Eu arregalei os olhos e apurei os ouvidos muito mais, para não perder nada, nada mesmo. Ela, então, concluiu: “É achar que Deus não é mais novidade para nós. É achar que tudo que já vimos e ouvimos tudo sobre Ele. Como se Deus fosse um ser descodificado. Como se Deus fosse um livro que já li, como se fosse um filme que já assisti. Quando isso acontece, Jesus aparentemente se transforma apenas numa personalidade importante da história, como um Tiradentes ou um Napoleão Bonaparte, que fizeram coisas grandes, porém, ficaram sepultados e escondidos no passado. Quando Deus não é mais uma novidade para mim, a Bíblia vira somente uma literatura cheia de contos, como outra qualquer. Se Deus não é mais uma novidade para mim, a celebração da santa Missa vira uma peça de teatro que já vi uma tonelada de vezes. Se não é mais uma novidade para mim, o meu serviço na Igreja se transforma num voluntarismo vazio. E o que é pior, quando acho que Deus não é mais novidade para mim, corro um sério risco de ir buscar novidades em outros lugares, longe de Deus, da vocação e missão que ele me confiou”.

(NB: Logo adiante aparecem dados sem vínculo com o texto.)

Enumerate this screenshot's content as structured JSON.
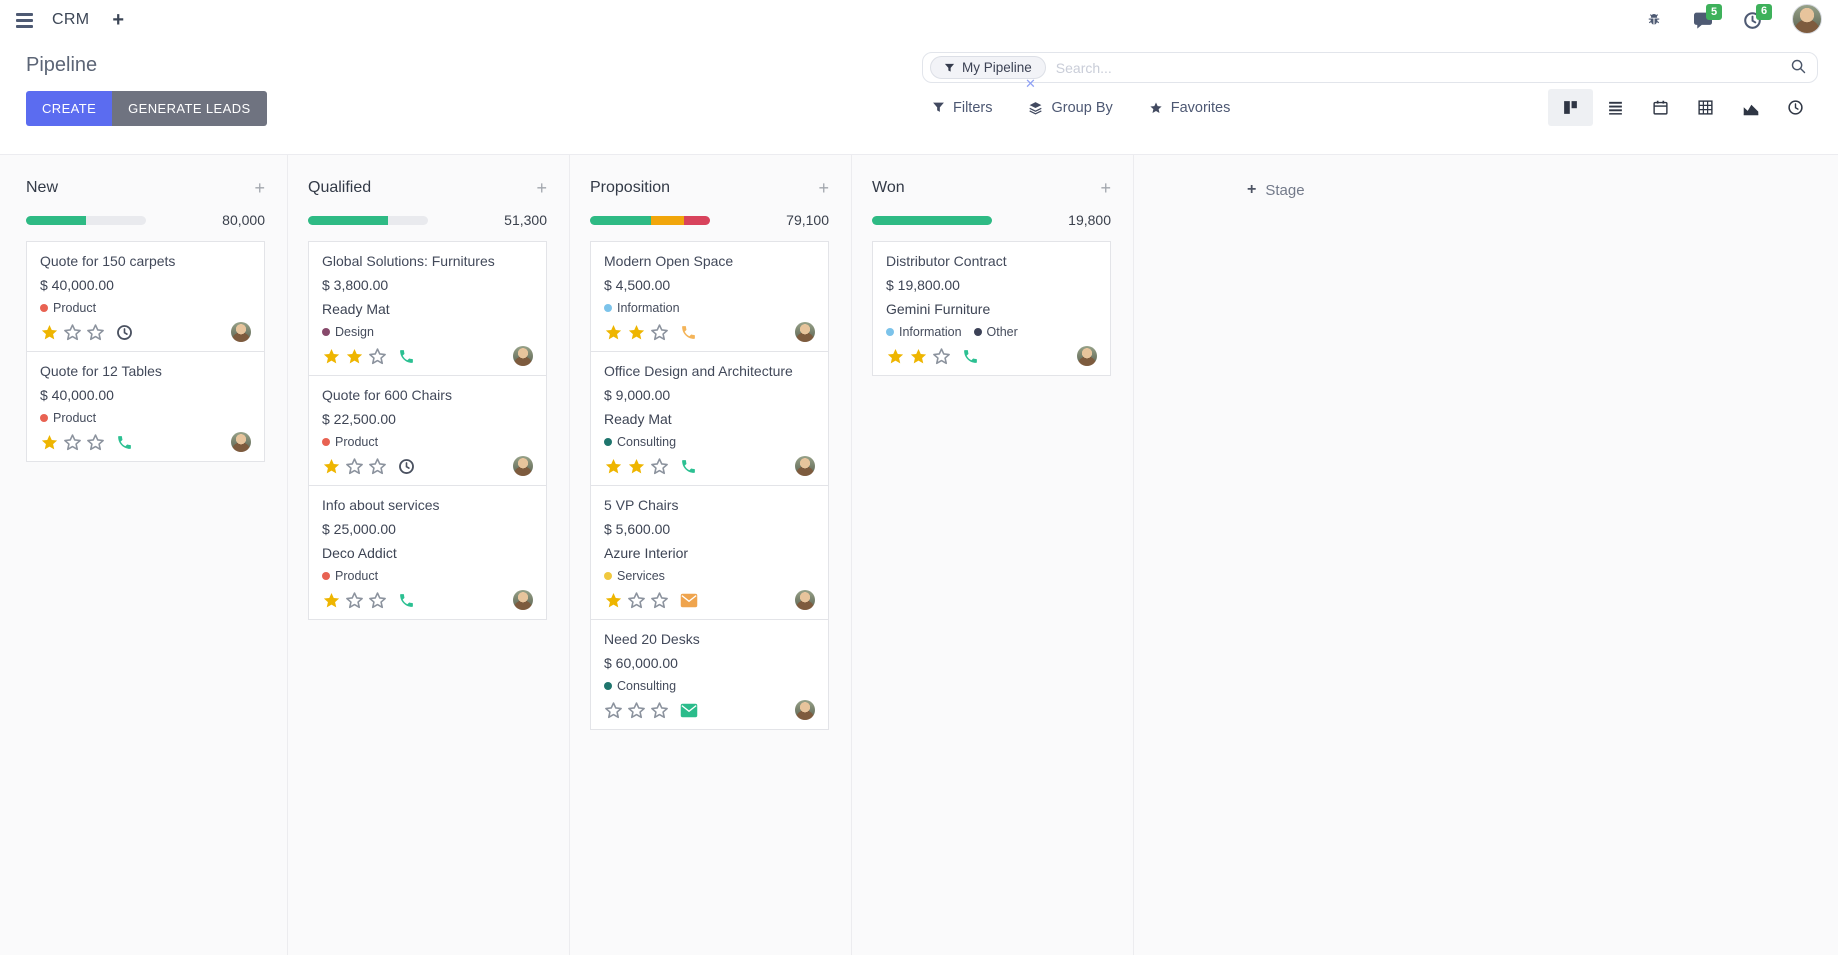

Nessa hora, a irmã me olhou e percebeu que fiquei um pouco assustado, afinal de contas, era uma religiosa experiente que estava falando. Ela, então, deu uma tapinha na minha mão e continuou: “Ao contrário, meu jovem, se Deus for uma eterna novidade na minha vida, Jesus não é apenas uma personagem importante do passado, mas uma pessoa viva, com a qual me relaciono diariamente. Alguém que é capaz de me ouvir e de me falar. Alguém que é capaz de me entender e de se compadecer de mim. Alguém que é capaz de se comprometer com as minhas dores e as dores da humanidade.
Se Deus for uma eterna novidade na minha vida, a Bíblia se revela em luz para os meus passos e lâmpada para os meus pés, base segura, onde o jovem consagrado pode construir seu futuro e o consagrado idoso encontra consolo em sua velhice ou mesmo na enfermidade. Se Deus for uma eterna novidade para mim, a celebração da santa Missa se revela como a atualização da oferta amorosa de Jesus. Se Deus for uma eterna novidade para mim, o meu serviço na Igreja se transforma num dar de graça o que de graça recebi. E o melhor, meu garoto, se Deus for uma eterna novidade para mim, jamais me sentirei tentada a ir buscar novidades em outros lugares, pois fora de Deus, da Igreja e de Sua vontade, tudo, tudo é vão. Deus é essa âncora segura, que permanece firme e imóvel enquanto o mundo gira. Fora de Deus tudo é vão”.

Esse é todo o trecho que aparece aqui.